Ibid. Ia, q. 1, ad 2m.
Ceci dit en d’autres mots :
Les choses divines excèdent la théologie de la métaphysique comme le principe du sujet excède
le sujet d’une science. Et comme la théologie métaphysique traite des choses divines selon l’étant en tant qu’étant,
il faut en conclure que la théologie de la Révélation excède l’étant en tant qu’étant - bref, que Dieu
n’appartient pas à la théologie métaphysique, dans la mesure même où Il demeure en position de Principe du sujet
de la métaphysique, l’étant en tant qu’étant.
Jean-Luc Marion. Dieu sans l’être. PUF 1991. p. 290.
Thomas d’Aquin est ainsi délivré de l’accusation du « soupçon théologique d’avoir
cédé à l’idolâtrie en ravalant Dieu au rang d’esse » (Ibid. p. 282). Dieu comprend la métaphysique,
tout en n’y étant pas englobé : Il est :
- « le seul dont l’essence est son Être » (Thomas d’Aquin, Summa theologiæ, Ia, q. 6, art. 3 resp.);
- « le mode d’Être qui est propre à Dieu, est celui selon lequel Il est son Être même subsistant » (Ibid. Ia, q. 12, art. 4 resp.).
« Seul Dieu est son propre Être » (Ibid. Ia, q. 45, art. 5 ad 1m.).
Thomas d’Aquin n’est pas pour autant en accord avec Denys l’Aréopagite, qui pose Dieu au-delà de l’Être.
Thomas d’Aquin affirme : « L’Essence divine, c’est l’Être même ».
Ibid. Ia, q. 12, art. 2, c. En de nombreux endroits de l’œuvre de l’Aquinate, nous trouvons des passages de sens analogue, tels ceux-ci : « en Dieu l'essence ou quiddité n'est rien d'autre que son Être même » Contra Gentes, I, § 22 ; « Dieu est l'Être même » Ibid. I, § 25.
De quel Être s’agit-il, s’il n’est pas celui de la métaphysique ?
Suivant Thomas d’Aquin, l’esse assigné à Dieu s’excepte de l’Être commun et créé,
donc de ce que nous comprenons et connaissons sous le titre d’Être.
Jean-Luc Marion. Dieu sans l’être.
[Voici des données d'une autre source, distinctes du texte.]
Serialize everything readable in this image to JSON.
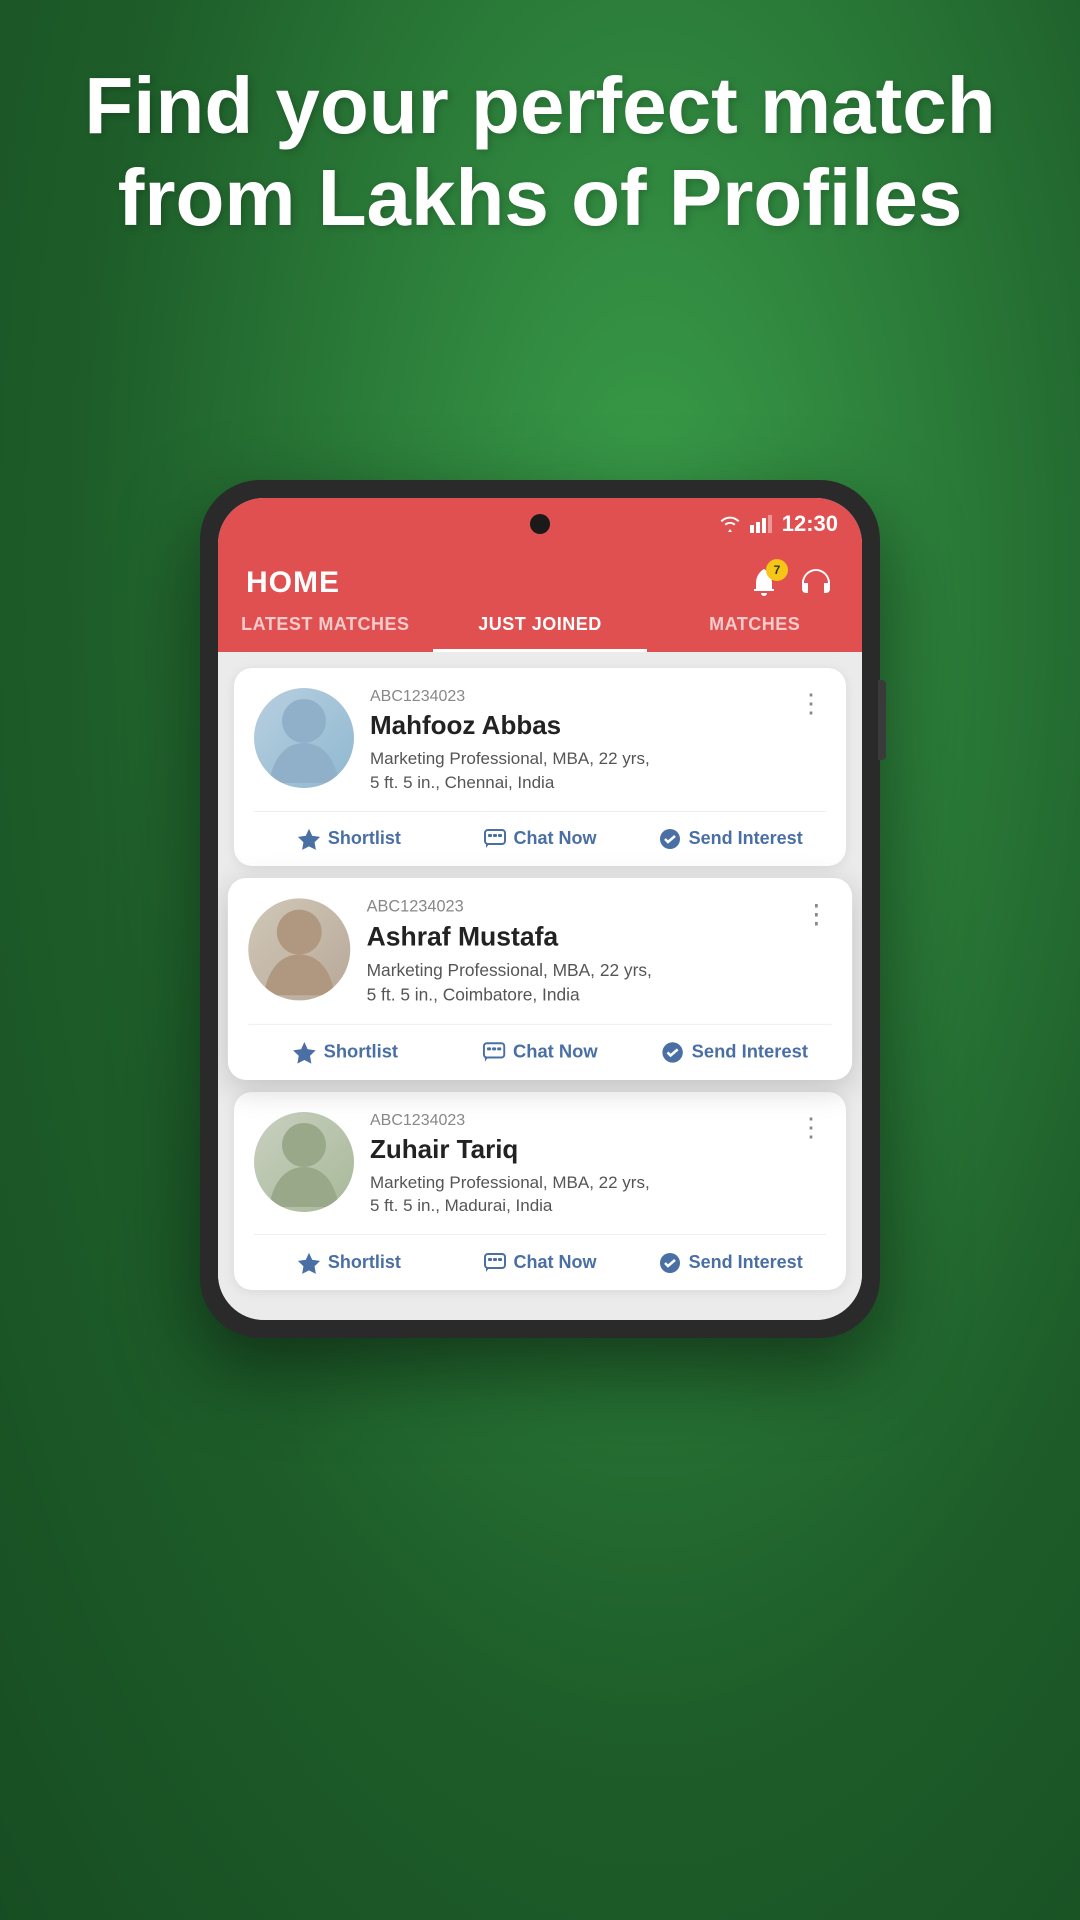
{
  "hero": {
    "title": "Find your perfect match from Lakhs of Profiles"
  },
  "app": {
    "header_title": "HOME",
    "notification_count": "7",
    "time": "12:30",
    "tabs": [
      {
        "label": "LATEST MATCHES",
        "active": false
      },
      {
        "label": "JUST JOINED",
        "active": true
      },
      {
        "label": "MATCHES",
        "active": false
      }
    ]
  },
  "profiles": [
    {
      "id": "ABC1234023",
      "name": "Mahfooz Abbas",
      "details": "Marketing Professional, MBA, 22 yrs,",
      "details2": "5 ft. 5 in., Chennai, India",
      "avatar_emoji": "👨",
      "avatar_class": "avatar-1"
    },
    {
      "id": "ABC1234023",
      "name": "Ashraf Mustafa",
      "details": "Marketing Professional, MBA, 22 yrs,",
      "details2": "5 ft. 5 in., Coimbatore, India",
      "avatar_emoji": "👨",
      "avatar_class": "avatar-2",
      "featured": true
    },
    {
      "id": "ABC1234023",
      "name": "Zuhair Tariq",
      "details": "Marketing Professional, MBA, 22 yrs,",
      "details2": "5 ft. 5 in., Madurai, India",
      "avatar_emoji": "👨",
      "avatar_class": "avatar-3"
    }
  ],
  "actions": {
    "shortlist": "Shortlist",
    "chat": "Chat Now",
    "interest": "Send Interest"
  },
  "colors": {
    "bg_green": "#2d7a3a",
    "header_red": "#e05050",
    "action_blue": "#4a6fa5"
  }
}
PUF 1991. p. 322.
L’« Être » divin serait un Être intensif, distinct de celui de la métaphysique :
L’excès de l’esse propre à Dieu annule toute acception métaphysique (conceptuelle) de l’Être (Ibid). Cet esse divin est inconnaissable : « l’esse ne désigne Dieu que dans la stricte mesure où il Le dit sans l’être (Ibid. p. 328).
Cette subtile distinction entre l’esse divin et l’Être métaphysique ne pouvait subsister longtemps : la pente naturelle de cette pensée est d’assimiler Dieu à l’Être, ce que feront promptement les successeurs de Thomas d’Aquin :
Ô mon Dieu ! je n'y tiens plus : permettez que je Vous nomme, que je parle de Vous ouvertement. Cause
infiniment parfaite, Cause Première de toutes les natures, souffrez que je parcoure encore une fois le cycle
de la causalité, emportant mes regards, d'autant qu'il est permis, vers Vous-même, foyer adorable de Sagesse et
de Toute-Puissance.
Métaphysique des Causes d’après Saint Thomas et Albert le Grand. P. Th. De Régnon. Éd. Victor Retaux 1906. p. 442.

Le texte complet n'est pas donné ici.